Die Fachdidaktiken als Third Space: Über Spannungsfelder, mehrfache Kompetenzprofile und Boundary Broker in der Lehrerinnen- und Lehrerbildung

Olivia Rütti-Joy, Horst Biedermann

Pädagogische Hochschule St. Gallen, Switzerland

Der vorliegende konzeptuelle Beitrag erörtert, wie die Third Space Theorie (Bhabha, 1994; Tatham, 2023) als theoretischer Zugang genutzt werden kann, um einerseits die Fachdidaktiken aus einer neuen Perspektive zu konzeptualisieren und andererseits die komplexen Rollen und erforderten Kompetenzen von Fachdidaktiker*innen in ihrer Tätigkeit als Lehrpersonenbildende theoretisch und im Sinne eines mehrfachen Kompetenzprofils weiterzudenken. Die Fachdidaktiken verknüpfen Unterrichtsinhalte mit den Lernenden und Lehrenden (swissuniversities, 2015) und stellen vielfältige interdisziplinäre Beziehungen her zum Praxisfeld sowie zu verschiedenen relevanten Gegenstandsbereichen und Bezugsdisziplinen (Leuders, 2015). Daraus entsteht ein dynamischer Wissens- und Diskursraum (Prusse, 2022) «zwischen den Stühlen», über welchen sie sich einerseits konstituieren und andererseits hinweg erstrecken (Bonati et al., 1991). Dieser dynamische Zwischenraum umfasst ein konstantes intersektionales Zusammenspiel zwischen Differenz und Gleichheit und mündet in einer Reihe von Spannungsfeldern (Leuders, 2015), die es im Kontext der Lehrerinnen- und Lehrerbildung zu bearbeiten gilt. Die Aufgabe, erfolgreich durch diese Spannungsfelder zu navigieren schlägt sich in den vielfachen, komplexen und teils ambivalenten Rollen sowie erforderten Kompetenzen von Lehrpersonenbildenden und spezifisch von Fachdidaktiker*innen nieder (Diamond et al., 2021; Lunenberg et al., 2014). Insbesondere letztere sind bisher wenig erforscht (Studer, 2015).

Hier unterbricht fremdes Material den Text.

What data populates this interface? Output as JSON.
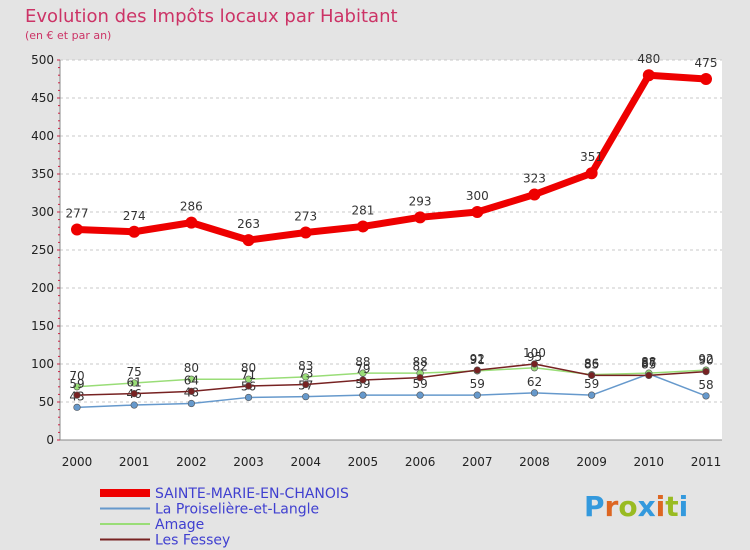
{
  "chart_data": {
    "type": "line",
    "title": "Evolution des Impôts locaux par Habitant",
    "subtitle": "(en € et par an)",
    "categories": [
      "2000",
      "2001",
      "2002",
      "2003",
      "2004",
      "2005",
      "2006",
      "2007",
      "2008",
      "2009",
      "2010",
      "2011"
    ],
    "y_ticks": [
      "0",
      "50",
      "100",
      "150",
      "200",
      "250",
      "300",
      "350",
      "400",
      "450",
      "500"
    ],
    "ylim": [
      0,
      500
    ],
    "grid": true,
    "legend_position": "bottom-left",
    "series": [
      {
        "name": "SAINTE-MARIE-EN-CHANOIS",
        "color": "#ee0000",
        "values": [
          277,
          274,
          286,
          263,
          273,
          281,
          293,
          300,
          323,
          351,
          480,
          475
        ],
        "labels": [
          "277",
          "274",
          "286",
          "263",
          "273",
          "281",
          "293",
          "300",
          "323",
          "351",
          "480",
          "475"
        ]
      },
      {
        "name": "La Proiselière-et-Langle",
        "color": "#6699cc",
        "values": [
          43,
          46,
          48,
          56,
          57,
          59,
          59,
          59,
          62,
          59,
          87,
          58
        ],
        "labels": [
          "43",
          "46",
          "48",
          "56",
          "57",
          "59",
          "59",
          "59",
          "62",
          "59",
          "87",
          "58"
        ]
      },
      {
        "name": "Amage",
        "color": "#99dd77",
        "values": [
          70,
          75,
          80,
          80,
          83,
          88,
          88,
          91,
          95,
          86,
          88,
          92
        ],
        "labels": [
          "70",
          "75",
          "80",
          "80",
          "83",
          "88",
          "88",
          "91",
          "95",
          "86",
          "88",
          "92"
        ]
      },
      {
        "name": "Les Fessey",
        "color": "#772222",
        "values": [
          59,
          61,
          64,
          71,
          73,
          79,
          82,
          92,
          100,
          85,
          85,
          90
        ],
        "labels": [
          "59",
          "61",
          "64",
          "71",
          "73",
          "79",
          "82",
          "92",
          "100",
          "85",
          "85",
          "90"
        ]
      }
    ]
  },
  "logo": {
    "letters": [
      "P",
      "r",
      "o",
      "x",
      "i",
      "t",
      "i"
    ],
    "colors": [
      "#3399dd",
      "#dd6622",
      "#99bb22",
      "#3399dd",
      "#dd6622",
      "#99bb22",
      "#3399dd"
    ]
  }
}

Um sich dieser Lücke konzeptuell anzunähern soll die Third Space Theorie als theoretischer Erklär- und Begründungsrahmen dienen (Bhabha, 1990, 1994). Gemäss Bhabha (1994) beschreibt der Third Space einen transgressiven und liminalen Zwischenraum, in dem die erkenntnistheoretischen Rahmen zweier oder mehrerer Kulturen aufeinandertreffen (Fraefel, 2018) und rigide Kategorien und Dichotomisierungen aufgebrochen sowie in wiederholender Aushandlung von Bedeutung neu konfiguriert werden (Bhabha, 1994; Diamond et al., 2021; Zeichner, 2010). Durch diese transformative Neukonfiguration entsteht eine «dritte» Kultur, in welcher das (Er)Leben von neuen, hybriden Identitäten durch die konstruktive und kontinuierliche Bearbeitung der ihr inhärenten Spannungsfelder möglich wird (Bhabha, 1994).

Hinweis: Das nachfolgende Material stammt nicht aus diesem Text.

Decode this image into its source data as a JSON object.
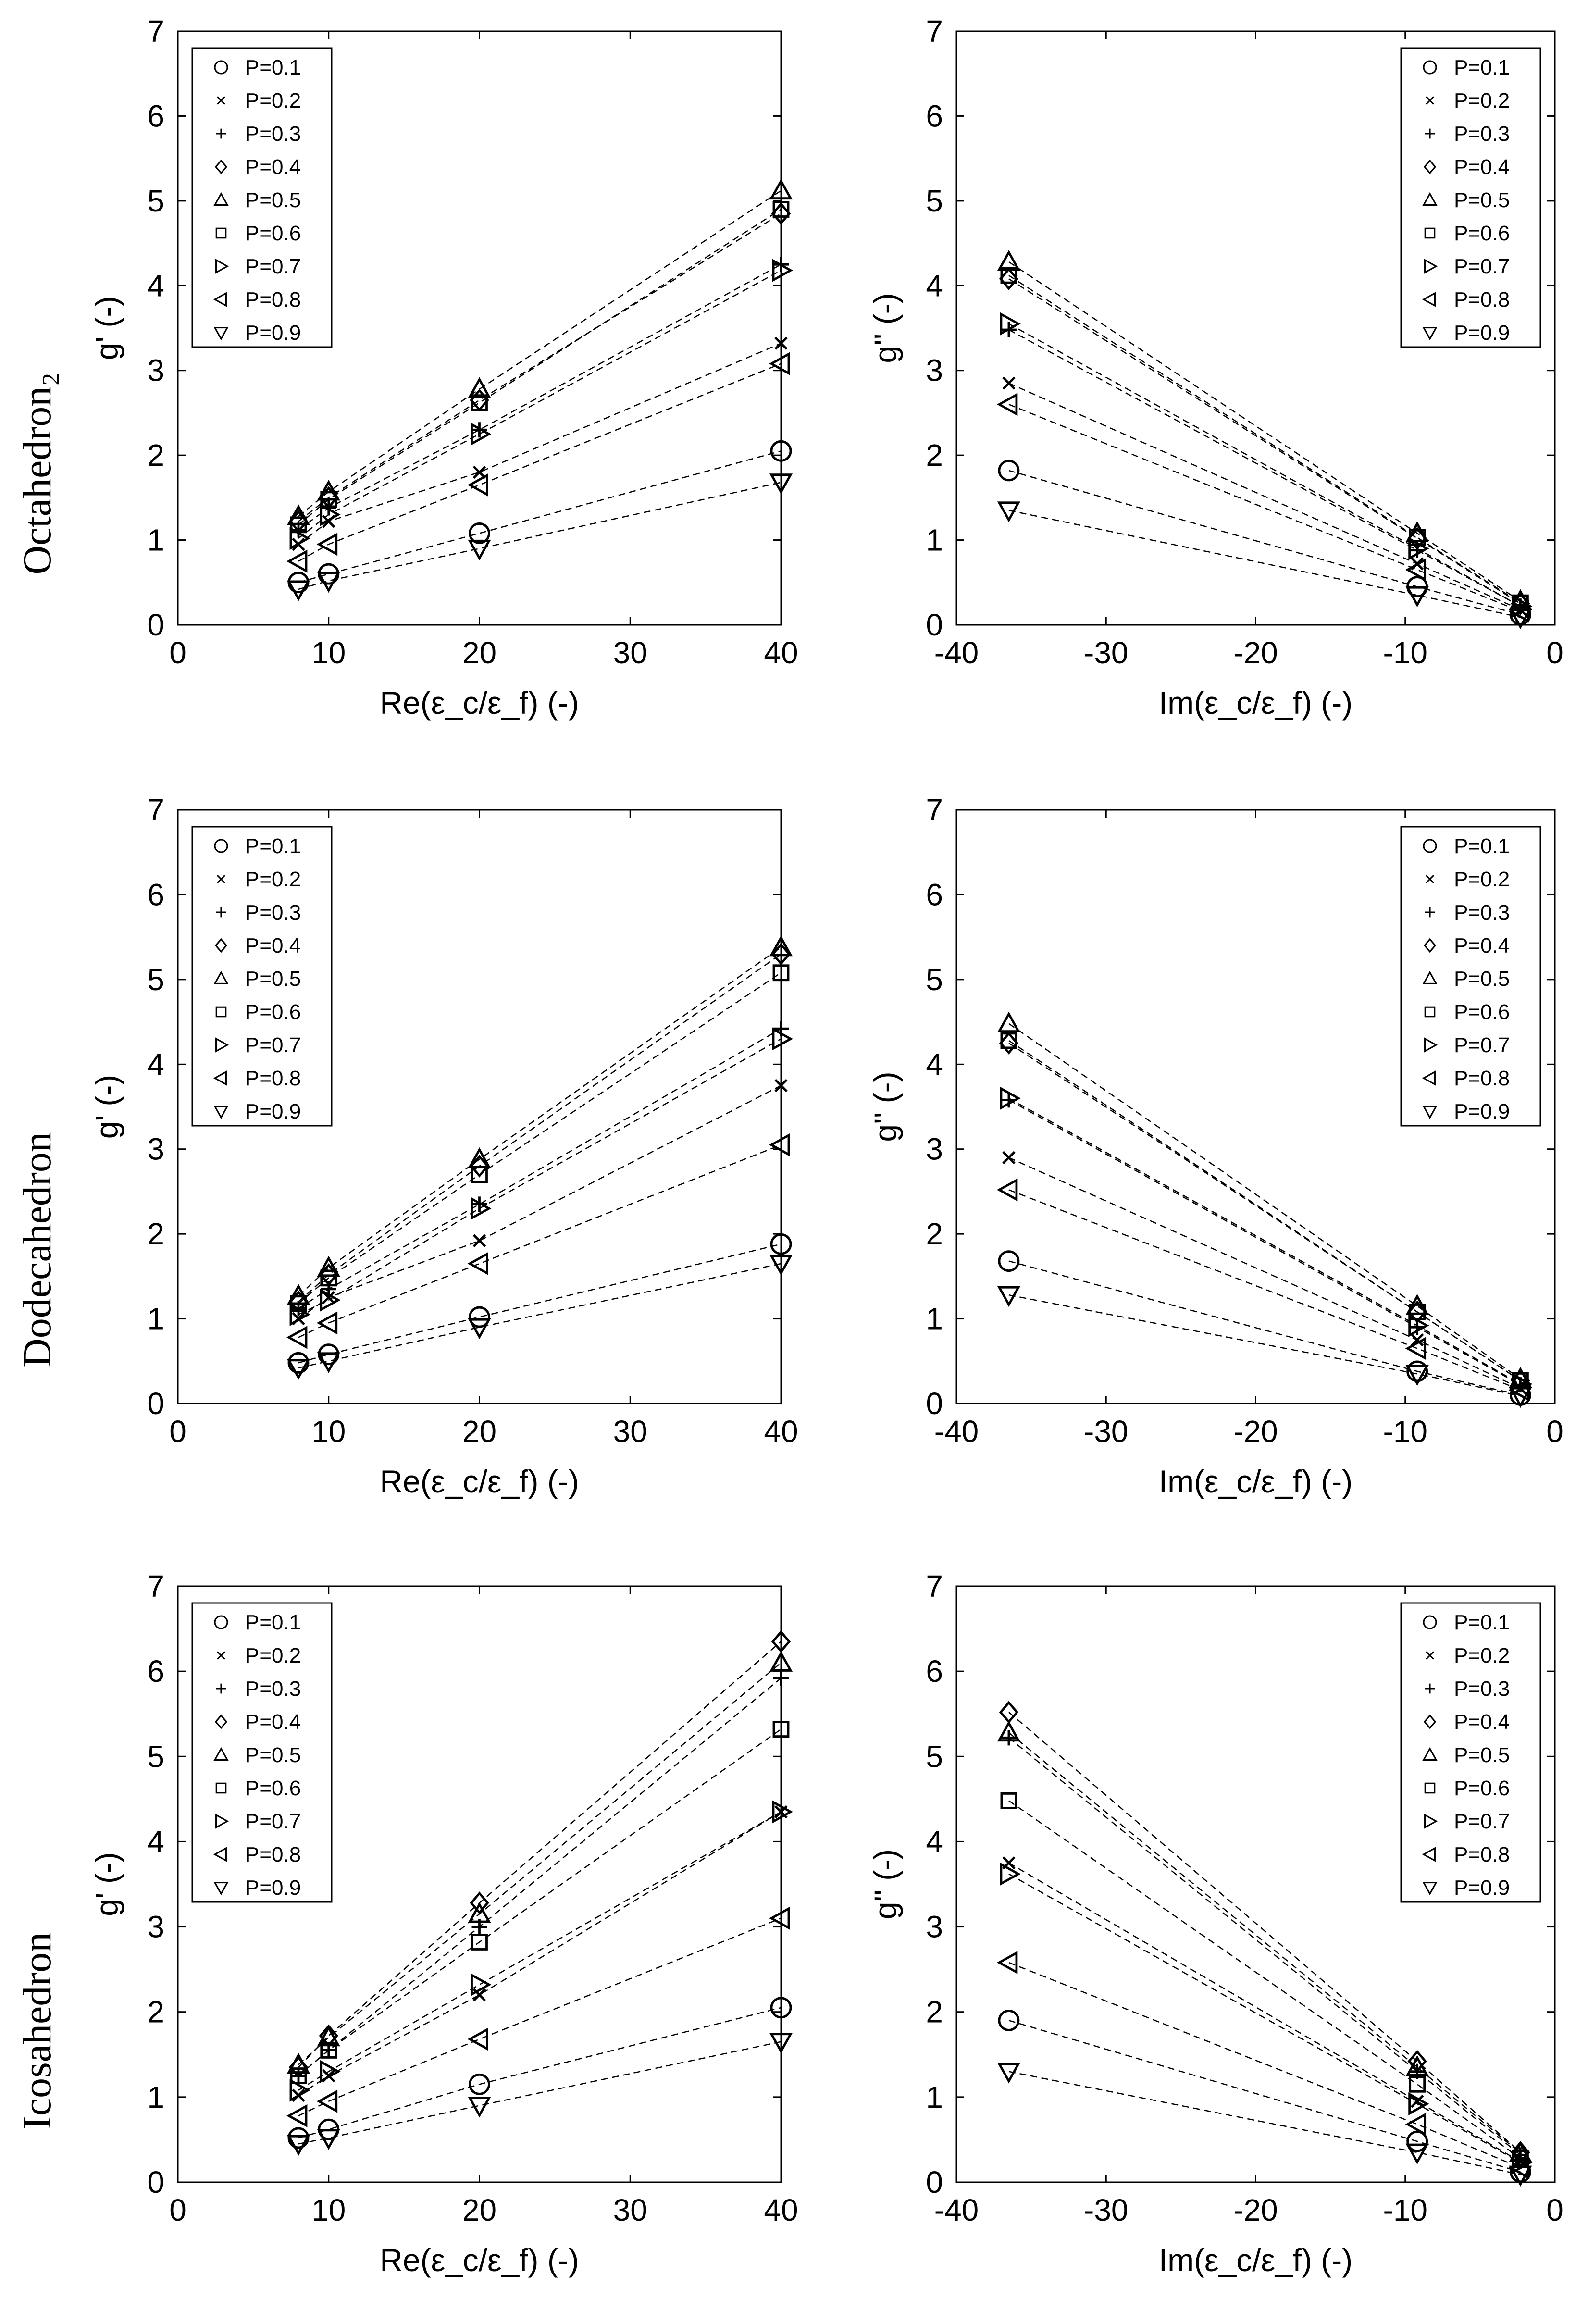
{
  "row_labels": [
    "Octahedron₂",
    "Dodecahedron",
    "Icosahedron"
  ],
  "marker_icons": [
    "circle-icon",
    "x-icon",
    "plus-icon",
    "diamond-icon",
    "triangle-up-icon",
    "square-icon",
    "triangle-right-icon",
    "triangle-left-icon",
    "triangle-down-icon"
  ],
  "chart_data": [
    {
      "type": "line",
      "panel": "octahedron-real",
      "title": "",
      "xlabel": "Re(ε_c/ε_f) (-)",
      "ylabel": "g' (-)",
      "xlim": [
        0,
        40
      ],
      "ylim": [
        0,
        7
      ],
      "xticks": [
        0,
        10,
        20,
        30,
        40
      ],
      "yticks": [
        0,
        1,
        2,
        3,
        4,
        5,
        6,
        7
      ],
      "legend_position": "top-left",
      "x": [
        8,
        10,
        20,
        40
      ],
      "series": [
        {
          "name": "P=0.1",
          "values": [
            0.5,
            0.6,
            1.08,
            2.05
          ]
        },
        {
          "name": "P=0.2",
          "values": [
            0.95,
            1.22,
            1.8,
            3.32
          ]
        },
        {
          "name": "P=0.3",
          "values": [
            1.12,
            1.38,
            2.3,
            4.25
          ]
        },
        {
          "name": "P=0.4",
          "values": [
            1.22,
            1.5,
            2.65,
            4.85
          ]
        },
        {
          "name": "P=0.5",
          "values": [
            1.28,
            1.57,
            2.78,
            5.12
          ]
        },
        {
          "name": "P=0.6",
          "values": [
            1.18,
            1.48,
            2.62,
            4.9
          ]
        },
        {
          "name": "P=0.7",
          "values": [
            1.02,
            1.3,
            2.25,
            4.18
          ]
        },
        {
          "name": "P=0.8",
          "values": [
            0.75,
            0.95,
            1.65,
            3.08
          ]
        },
        {
          "name": "P=0.9",
          "values": [
            0.42,
            0.52,
            0.9,
            1.68
          ]
        }
      ]
    },
    {
      "type": "line",
      "panel": "octahedron-imag",
      "title": "",
      "xlabel": "Im(ε_c/ε_f) (-)",
      "ylabel": "g'' (-)",
      "xlim": [
        -40,
        0
      ],
      "ylim": [
        0,
        7
      ],
      "xticks": [
        -40,
        -30,
        -20,
        -10,
        0
      ],
      "yticks": [
        0,
        1,
        2,
        3,
        4,
        5,
        6,
        7
      ],
      "legend_position": "top-right",
      "x": [
        -36.5,
        -9.2,
        -2.3
      ],
      "series": [
        {
          "name": "P=0.1",
          "values": [
            1.82,
            0.45,
            0.12
          ]
        },
        {
          "name": "P=0.2",
          "values": [
            2.85,
            0.72,
            0.18
          ]
        },
        {
          "name": "P=0.3",
          "values": [
            3.48,
            0.88,
            0.22
          ]
        },
        {
          "name": "P=0.4",
          "values": [
            4.08,
            1.02,
            0.25
          ]
        },
        {
          "name": "P=0.5",
          "values": [
            4.28,
            1.08,
            0.28
          ]
        },
        {
          "name": "P=0.6",
          "values": [
            4.12,
            1.03,
            0.26
          ]
        },
        {
          "name": "P=0.7",
          "values": [
            3.55,
            0.9,
            0.22
          ]
        },
        {
          "name": "P=0.8",
          "values": [
            2.6,
            0.65,
            0.16
          ]
        },
        {
          "name": "P=0.9",
          "values": [
            1.35,
            0.35,
            0.09
          ]
        }
      ]
    },
    {
      "type": "line",
      "panel": "dodecahedron-real",
      "title": "",
      "xlabel": "Re(ε_c/ε_f) (-)",
      "ylabel": "g' (-)",
      "xlim": [
        0,
        40
      ],
      "ylim": [
        0,
        7
      ],
      "xticks": [
        0,
        10,
        20,
        30,
        40
      ],
      "yticks": [
        0,
        1,
        2,
        3,
        4,
        5,
        6,
        7
      ],
      "legend_position": "top-left",
      "x": [
        8,
        10,
        20,
        40
      ],
      "series": [
        {
          "name": "P=0.1",
          "values": [
            0.48,
            0.58,
            1.02,
            1.88
          ]
        },
        {
          "name": "P=0.2",
          "values": [
            1.0,
            1.25,
            1.92,
            3.75
          ]
        },
        {
          "name": "P=0.3",
          "values": [
            1.12,
            1.35,
            2.35,
            4.42
          ]
        },
        {
          "name": "P=0.4",
          "values": [
            1.2,
            1.52,
            2.8,
            5.3
          ]
        },
        {
          "name": "P=0.5",
          "values": [
            1.27,
            1.6,
            2.88,
            5.38
          ]
        },
        {
          "name": "P=0.6",
          "values": [
            1.18,
            1.48,
            2.7,
            5.08
          ]
        },
        {
          "name": "P=0.7",
          "values": [
            1.05,
            1.22,
            2.3,
            4.3
          ]
        },
        {
          "name": "P=0.8",
          "values": [
            0.78,
            0.95,
            1.65,
            3.05
          ]
        },
        {
          "name": "P=0.9",
          "values": [
            0.42,
            0.5,
            0.9,
            1.65
          ]
        }
      ]
    },
    {
      "type": "line",
      "panel": "dodecahedron-imag",
      "title": "",
      "xlabel": "Im(ε_c/ε_f) (-)",
      "ylabel": "g'' (-)",
      "xlim": [
        -40,
        0
      ],
      "ylim": [
        0,
        7
      ],
      "xticks": [
        -40,
        -30,
        -20,
        -10,
        0
      ],
      "yticks": [
        0,
        1,
        2,
        3,
        4,
        5,
        6,
        7
      ],
      "legend_position": "top-right",
      "x": [
        -36.5,
        -9.2,
        -2.3
      ],
      "series": [
        {
          "name": "P=0.1",
          "values": [
            1.68,
            0.38,
            0.1
          ]
        },
        {
          "name": "P=0.2",
          "values": [
            2.9,
            0.75,
            0.18
          ]
        },
        {
          "name": "P=0.3",
          "values": [
            3.58,
            0.9,
            0.22
          ]
        },
        {
          "name": "P=0.4",
          "values": [
            4.25,
            1.08,
            0.27
          ]
        },
        {
          "name": "P=0.5",
          "values": [
            4.48,
            1.15,
            0.29
          ]
        },
        {
          "name": "P=0.6",
          "values": [
            4.28,
            1.08,
            0.27
          ]
        },
        {
          "name": "P=0.7",
          "values": [
            3.6,
            0.92,
            0.23
          ]
        },
        {
          "name": "P=0.8",
          "values": [
            2.52,
            0.65,
            0.16
          ]
        },
        {
          "name": "P=0.9",
          "values": [
            1.28,
            0.35,
            0.09
          ]
        }
      ]
    },
    {
      "type": "line",
      "panel": "icosahedron-real",
      "title": "",
      "xlabel": "Re(ε_c/ε_f) (-)",
      "ylabel": "g' (-)",
      "xlim": [
        0,
        40
      ],
      "ylim": [
        0,
        7
      ],
      "xticks": [
        0,
        10,
        20,
        30,
        40
      ],
      "yticks": [
        0,
        1,
        2,
        3,
        4,
        5,
        6,
        7
      ],
      "legend_position": "top-left",
      "x": [
        8,
        10,
        20,
        40
      ],
      "series": [
        {
          "name": "P=0.1",
          "values": [
            0.52,
            0.62,
            1.15,
            2.05
          ]
        },
        {
          "name": "P=0.2",
          "values": [
            1.02,
            1.25,
            2.2,
            4.35
          ]
        },
        {
          "name": "P=0.3",
          "values": [
            1.25,
            1.55,
            3.0,
            5.92
          ]
        },
        {
          "name": "P=0.4",
          "values": [
            1.35,
            1.72,
            3.28,
            6.35
          ]
        },
        {
          "name": "P=0.5",
          "values": [
            1.38,
            1.7,
            3.15,
            6.1
          ]
        },
        {
          "name": "P=0.6",
          "values": [
            1.25,
            1.55,
            2.82,
            5.32
          ]
        },
        {
          "name": "P=0.7",
          "values": [
            1.08,
            1.3,
            2.32,
            4.35
          ]
        },
        {
          "name": "P=0.8",
          "values": [
            0.78,
            0.95,
            1.68,
            3.1
          ]
        },
        {
          "name": "P=0.9",
          "values": [
            0.45,
            0.52,
            0.9,
            1.65
          ]
        }
      ]
    },
    {
      "type": "line",
      "panel": "icosahedron-imag",
      "title": "",
      "xlabel": "Im(ε_c/ε_f) (-)",
      "ylabel": "g'' (-)",
      "xlim": [
        -40,
        0
      ],
      "ylim": [
        0,
        7
      ],
      "xticks": [
        -40,
        -30,
        -20,
        -10,
        0
      ],
      "yticks": [
        0,
        1,
        2,
        3,
        4,
        5,
        6,
        7
      ],
      "legend_position": "top-right",
      "x": [
        -36.5,
        -9.2,
        -2.3
      ],
      "series": [
        {
          "name": "P=0.1",
          "values": [
            1.9,
            0.48,
            0.12
          ]
        },
        {
          "name": "P=0.2",
          "values": [
            3.75,
            0.95,
            0.24
          ]
        },
        {
          "name": "P=0.3",
          "values": [
            5.22,
            1.3,
            0.32
          ]
        },
        {
          "name": "P=0.4",
          "values": [
            5.52,
            1.42,
            0.35
          ]
        },
        {
          "name": "P=0.5",
          "values": [
            5.28,
            1.35,
            0.34
          ]
        },
        {
          "name": "P=0.6",
          "values": [
            4.48,
            1.15,
            0.28
          ]
        },
        {
          "name": "P=0.7",
          "values": [
            3.62,
            0.92,
            0.23
          ]
        },
        {
          "name": "P=0.8",
          "values": [
            2.58,
            0.68,
            0.17
          ]
        },
        {
          "name": "P=0.9",
          "values": [
            1.3,
            0.35,
            0.09
          ]
        }
      ]
    }
  ]
}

Der vorliegende konzeptuelle Beitrag überträgt diesen Ansatz auf den Kontext der Lehrerinnen- und Lehrerbildung und theoretisiert die Fachdidaktiken als Third Space. Er stellt eine Annäherung daran dar, die komplexen Aushandlungsprozesse innerhalb der Fachdidaktiken und die Entstehung neuer, hybrider Wissensräume zu verstehen, die Herausforderungen, Spannungen und dynamischen Interaktionen zwischen zahlreichen und teils konkurrierenden Systemlogiken konstruktiv zu nutzen, sowie diese als produktive Ressource für ihre Weiterentwicklung zu begreifen. Davon abgeleitet differenziert der Beitrag die vielfältigen und teils ambivalenten Rollen von Lehrpersonenbildenden am Beispiel der Fachdidaktiker*innen aus, wobei der Fokus auf der thesenartig-argumentativen Nachzeichnung der Rolle des Brokers (Lunenberg et al., 2014; Willegems et al., 2016) und, spezifisch, jener des „Boundary Brokers“ (Jackson & Burch, 2019) liegt. Durch kontinuierliche Schwellenarbeit oder sogenanntes „Brokering“ (Jackson & Burch, 2019) oder „Thirding“ (Soja, 1996) integrieren Boundary Broker die unterschiedlichen, im Fachdidaktiken-Third-Space aufeinandertreffenden Systemlogiken, bearbeiten dabei aktiv die Spannungen zwischen akademischer Forschung, Politik und Praxis und leisten dadurch einen wertvollen Beitrag zur konstruktiven Zusammenarbeit über starre Grenzen hinweg sowie zur Entwicklung innovativer Lösungen. Anhand des Beispiels der Fremdsprachendidaktik, wo die Third Space Theorie beispielsweise eine Neubewertung traditioneller Dichotomien wie jener zwischen Muttersprachler*innen und Nicht-Muttersprachler*innen die Förderung eines inklusiveren Fremdsprachenunterrichts zu ermöglichen vermag (Kramsch, 2009), wird die Rolle des Boundary Brokers veranschaulicht. Möglichkeiten einer Erweiterung des doppelten Kompetenzprofils von Lehrpersonenbildenden und spezifisch von Fachdidaktiker*innen um einen „Thirding“-Kompetenzbereich (Soja, 1996) werden nachfolgend aufgezeigt. Ihr Potenzial zur Weiterentwicklung der Fachdidaktiken (Akkerman & Bakker, 2011) und des Verständnisses professioneller Kompetenz von Fachdidaktiker*innen schliessen diesen Beitrag ab.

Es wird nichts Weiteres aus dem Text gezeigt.